On GitHub, the HTML representation is unable to render, please try loading this page with nbviewer.org.
DecisionTreeRegressor()
Model Evaluation¶
# Predicted Output
y_pred = model_DR.predict(x_test)
Performance Evaluation¶
# Model accuracy, how often is the classifier correct?
# Calculate the RMSE and MAE
rmse = np.sqrt(mean_squared_error(y_test, y_pred))
mae = mean_absolute_error(y_test, y_pred)
r2 = r2_score(y_test, y_pred)
# Print the results
print('Root Mean Squared Error (RMSE): %.3f' % rmse)
print('Mean Absolute Error (MAE): %.3f' % mae)
print('R^2 Score: %.3f' % r2)
Root Mean Squared Error (RMSE): 4.274 Mean Absolute Error: 2.963 R^2 Score: 0.793
# Plot actual vs. predicted values
plt.figure(figsize=(8, 6))
plt.scatter(y_test, y_pred, color='blue', alpha=0.5)

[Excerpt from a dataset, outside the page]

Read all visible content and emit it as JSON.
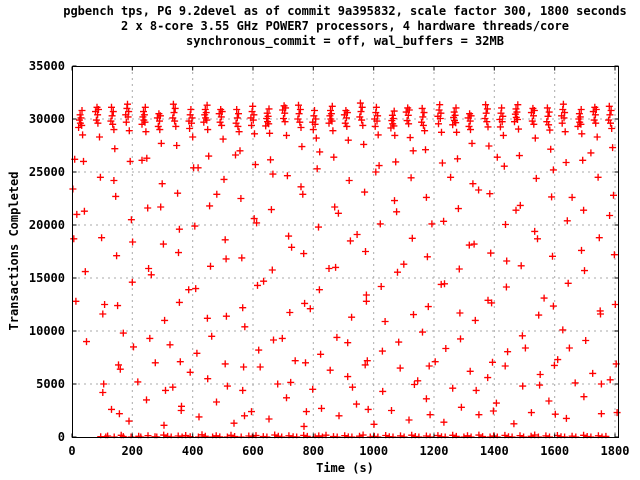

plt.plot([min(y_test), max(y_test)], [min(y_test), max(y_test)], '--', color='red') # Plot the diagonal line
plt.title('Actual vs. Predicted Values')
plt.xlabel('Actual Values')
plt.ylabel('Predicted Values')
plt.grid(True)
plt.show()
The plot shows that the model generally performs well, with most of the points clustered around the diagonal line. This indicates that the model is able to accurately predict the median value of owner-occupied homes for most of the data points in the test set. However, there are some points that are further away from the diagonal line, which indicates that the model made larger errors in predicting the median value for those data points.
Overall, the scatter plot provides a visual representation of the model's performance on the test set. It shows that the model is able to make accurate predictions for most of the data points, but there are some cases where the predictions are less accurate.
Conclusion¶
The decision tree model was able to accurately predict the median value of owner-occupied homes for most of the data points in the test set. However, there were some cases where the predictions were less accurate. This could be due to a number of factors, such as the complexity of the data or the limitations of the decision tree model.
Further improvements could be made to the model by:
- Trying different hyperparameters for the decision tree model.
- Trying different data preprocessing techniques.
- Trying different machine learning algorithms.
By doing this, it may be possible to improve the accuracy of the model and make it more effective at predicting the median value of owner-occupied homes.